Ces lettres anonymes provoquèrent des informations sur la vie et les mœurs de Belestre et de Gagnard, qui avait quitté la maison du comte. On sut que Belestre, complice d'un assassinat dans sa jeunesse, s'était fait soldat; qu'il avait déserté pour avoir tué un sergent; qu'étant de retour dans son pays, il avait toujours mené une vie errante et vagabonde; qu'il avait des liaisons très-intimes avec Gagnard; qu'enfin il avait changé tout-à-coup de fortune et avait acheté une terre de neuf à dix mille livres, auprès du Mans. Quant à Gagnard, on apprit qu'il était né dans le sein de la misère; qu'il était fils d'un geôlier de la prison du Mans; que, depuis qu'il n'était plus chez le comte de Montgommery, il vivait dans l'abondance, faisant une dépense excessive, et entretenait une fille.

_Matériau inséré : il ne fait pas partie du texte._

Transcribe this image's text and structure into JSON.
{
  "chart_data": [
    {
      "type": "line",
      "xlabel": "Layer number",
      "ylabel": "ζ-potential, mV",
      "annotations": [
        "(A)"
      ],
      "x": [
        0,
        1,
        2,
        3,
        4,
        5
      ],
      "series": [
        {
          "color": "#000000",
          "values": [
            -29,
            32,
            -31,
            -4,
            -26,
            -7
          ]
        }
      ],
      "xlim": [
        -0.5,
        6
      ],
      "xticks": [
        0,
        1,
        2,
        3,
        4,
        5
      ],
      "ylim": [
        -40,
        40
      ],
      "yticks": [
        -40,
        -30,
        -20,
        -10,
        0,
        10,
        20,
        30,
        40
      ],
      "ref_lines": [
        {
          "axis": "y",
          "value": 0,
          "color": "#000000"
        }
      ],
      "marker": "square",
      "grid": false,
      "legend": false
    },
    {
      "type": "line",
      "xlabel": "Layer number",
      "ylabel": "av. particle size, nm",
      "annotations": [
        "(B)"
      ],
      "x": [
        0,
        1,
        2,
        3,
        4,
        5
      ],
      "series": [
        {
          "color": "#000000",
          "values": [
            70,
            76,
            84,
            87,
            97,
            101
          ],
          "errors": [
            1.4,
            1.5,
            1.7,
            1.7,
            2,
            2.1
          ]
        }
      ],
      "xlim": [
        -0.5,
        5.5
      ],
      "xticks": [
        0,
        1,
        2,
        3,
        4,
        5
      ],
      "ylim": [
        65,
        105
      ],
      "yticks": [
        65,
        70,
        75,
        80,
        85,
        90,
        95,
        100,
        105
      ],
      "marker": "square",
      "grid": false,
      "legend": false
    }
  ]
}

Bientôt ces deux hommes furent arrêtés, Gagnard pour avoir été présent au meurtre d'un homme, et Belestre pour un vol fait à un marchand. Parmi les témoins qui furent entendus, la femme de la Comble déposa, entre autres choses, des circonstances précises du vol commis par Belestre et Gagnard chez le comte de Montgommery. Les preuves que l'on réunit rendirent la culpabilité de ces scélérats évidente, pleine et entière. Pendant l'instruction de leur procès, la demoiselle d'Anglade, sous l'autorité d'un tuteur, intervint, et demanda que les deux accusés fussent déclarés coupables du vol fait chez le comte de Montgommery, et que la mémoire de son père et de sa mère fût justifiée. La procédure apprit que Belestre était voleur de grands chemins, et que c'était lui qui avait fabriqué les fausses clefs qui avaient servi à faire le vol du comte de Montgommery.

Les faits étaient positifs et précis, les témoins nombreux et dignes de foi par leur accord, les dépositions accablantes. La potence termina le sort de ces deux scélérats. Belestre souffrit la question sans rien avouer; Gagnard ne fut pas si ferme, il confessa le crime, et Belestre l'avoua avant d'être exécuté.

Comme on ne pouvait plus douter de l'innocence des deux époux d'Anglade, le conseil du roi donna des lettres de révision que le parlement retint. La dame d'Anglade forma une demande de dommages-intérêts contre le sieur de Montgommery. Il y eut de longues plaidoiries de part et d'autre. Le comte taxait d'injuste et de non-recevable la demande de l'infortunée: c'est ce qui excitait l'indignation du public, qui avait pris parti pour les innocens condamnés.

Enfin, le 17 juin 1693, le parlement rendit un arrêt qui réhabilitait pleinement la mémoire des deux époux, et qui satisfit aussi pleinement que possible à ce que voulaient la justice et l'humanité.